Já Enfermagem, também da área da saúde, é o curso com maior proporção de negros no ensino superior fluminense, com 42,7%. A média nacional para o curso é de 42%.

Presença do negro no ensino superior no RJ aumentou na última década

Entre 2010 e 2018, a presença do negro passou de 39 mil para 239 mil estudantes em instituições de ensino superior no estado, com alta de 491%. Eles representavam 6,8% dos alunos, no início da década e agora são 32,3% (pretos representam 9,9% do total enquanto pardos são 22,4%). No país, os negros são 35,8% dos universitários.

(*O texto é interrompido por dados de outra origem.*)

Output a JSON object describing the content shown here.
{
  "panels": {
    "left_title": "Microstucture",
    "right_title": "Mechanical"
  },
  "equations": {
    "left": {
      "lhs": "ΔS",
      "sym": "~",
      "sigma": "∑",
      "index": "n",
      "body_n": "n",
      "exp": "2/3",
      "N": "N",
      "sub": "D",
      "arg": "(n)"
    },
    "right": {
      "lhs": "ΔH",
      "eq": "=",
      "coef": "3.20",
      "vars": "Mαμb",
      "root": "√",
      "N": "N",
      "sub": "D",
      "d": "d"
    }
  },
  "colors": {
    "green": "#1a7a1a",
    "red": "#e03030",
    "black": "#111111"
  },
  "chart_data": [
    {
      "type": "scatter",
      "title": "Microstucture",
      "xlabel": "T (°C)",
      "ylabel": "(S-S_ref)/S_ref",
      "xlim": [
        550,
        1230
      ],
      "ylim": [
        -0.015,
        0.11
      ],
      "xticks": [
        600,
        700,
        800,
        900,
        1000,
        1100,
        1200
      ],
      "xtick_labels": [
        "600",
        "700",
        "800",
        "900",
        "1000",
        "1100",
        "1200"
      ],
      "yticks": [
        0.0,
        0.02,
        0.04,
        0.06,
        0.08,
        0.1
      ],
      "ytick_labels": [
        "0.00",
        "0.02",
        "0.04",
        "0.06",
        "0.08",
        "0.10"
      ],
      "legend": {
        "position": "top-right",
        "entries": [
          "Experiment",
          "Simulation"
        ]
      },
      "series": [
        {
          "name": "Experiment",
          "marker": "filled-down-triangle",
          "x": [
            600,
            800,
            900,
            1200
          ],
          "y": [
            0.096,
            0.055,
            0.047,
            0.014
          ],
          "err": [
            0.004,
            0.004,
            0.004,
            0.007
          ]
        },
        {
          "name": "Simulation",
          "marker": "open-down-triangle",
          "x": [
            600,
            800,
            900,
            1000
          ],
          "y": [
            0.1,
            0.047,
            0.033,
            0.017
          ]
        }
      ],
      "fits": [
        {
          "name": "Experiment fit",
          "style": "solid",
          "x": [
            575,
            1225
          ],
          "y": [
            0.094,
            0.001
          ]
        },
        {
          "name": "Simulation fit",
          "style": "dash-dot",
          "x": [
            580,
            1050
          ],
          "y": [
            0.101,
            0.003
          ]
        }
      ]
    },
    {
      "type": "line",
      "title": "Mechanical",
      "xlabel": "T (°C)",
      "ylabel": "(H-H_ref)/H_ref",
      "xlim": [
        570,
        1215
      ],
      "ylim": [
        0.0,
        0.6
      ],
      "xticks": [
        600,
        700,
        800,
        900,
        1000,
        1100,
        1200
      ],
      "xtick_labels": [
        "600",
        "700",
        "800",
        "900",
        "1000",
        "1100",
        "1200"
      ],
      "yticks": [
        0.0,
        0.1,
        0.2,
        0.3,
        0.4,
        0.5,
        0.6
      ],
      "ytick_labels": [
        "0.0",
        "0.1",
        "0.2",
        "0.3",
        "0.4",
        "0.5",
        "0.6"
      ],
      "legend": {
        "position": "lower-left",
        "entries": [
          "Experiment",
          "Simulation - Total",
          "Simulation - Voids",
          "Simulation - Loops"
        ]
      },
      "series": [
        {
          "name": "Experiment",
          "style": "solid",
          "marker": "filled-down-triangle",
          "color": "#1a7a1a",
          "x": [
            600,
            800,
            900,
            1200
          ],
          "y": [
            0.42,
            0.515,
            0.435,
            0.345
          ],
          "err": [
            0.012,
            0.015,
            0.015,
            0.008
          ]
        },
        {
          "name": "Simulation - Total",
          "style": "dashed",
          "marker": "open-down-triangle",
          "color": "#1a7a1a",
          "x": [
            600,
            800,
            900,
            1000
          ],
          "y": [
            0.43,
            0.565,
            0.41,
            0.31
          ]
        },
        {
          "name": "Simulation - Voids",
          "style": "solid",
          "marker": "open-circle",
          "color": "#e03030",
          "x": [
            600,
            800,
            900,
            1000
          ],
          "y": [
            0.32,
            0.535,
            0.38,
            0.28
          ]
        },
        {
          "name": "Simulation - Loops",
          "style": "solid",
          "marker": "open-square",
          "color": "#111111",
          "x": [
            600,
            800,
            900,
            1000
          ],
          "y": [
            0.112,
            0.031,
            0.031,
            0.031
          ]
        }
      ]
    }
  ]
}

O salto ocorrido entre 2013 e 2016 deve-se à implantação da lei de cotas, realizada de forma progressiva no período. Em 2013, a proporção de Negros era de 9,4 % e chegou a 26,7% em 2016.

Entretanto, a taxa ainda é bem menor do que a proporção de negros na sociedade que, de acordo com dados do IBGE, é de 51,7% no estado do Rio de Janeiro (39,6% de Pardos e 12,1% de Pretos).

Os 5 cursos presenciais com menor inclusão de negros no RJ

Além de Medicina, completam a lista dos 5 cursos com menor inclusão de negros no ensino superior Direito (29,4%), Engenharia de Produção (29,7%), Psicologia (30,3%) e Arquitetura e Urbanismo (31%).

Os 5 cursos presenciais com maior inclusão de negros no RJ

Na contra-mão, a lista dos 5 cursos mais inclusivos é composta por Enfermagem (42,7%), Fisioterapia (39,4%), Educação Física (37,7%), Pedagogia (37,3%) e Contabilidade (36,7%).

Os 5 cursos a distância com menor inclusão de negros em RJ

Falando em cursos a distância, a lista dos 5 cursos menos inclusivos é composta por Ensino Profissionalizante em Área Específica em Formação de Professor (6,34%), Formação de Professor em Geografia (19,13%), Formação de Professores em Biologia (19,15%), Administração Pública (21,5%) e Formação de Professores em Matemática (24,1%).

Os 5 cursos a distância com maior inclusão de negros no RJ

Na contra-mão, a lista dos cursos à distância mais inclusivos é composta por Turismo (80,1%), Engenharia de Produção (44,5%), Logística (41,5%), Teologia (41%), e Educação Física (38,9%).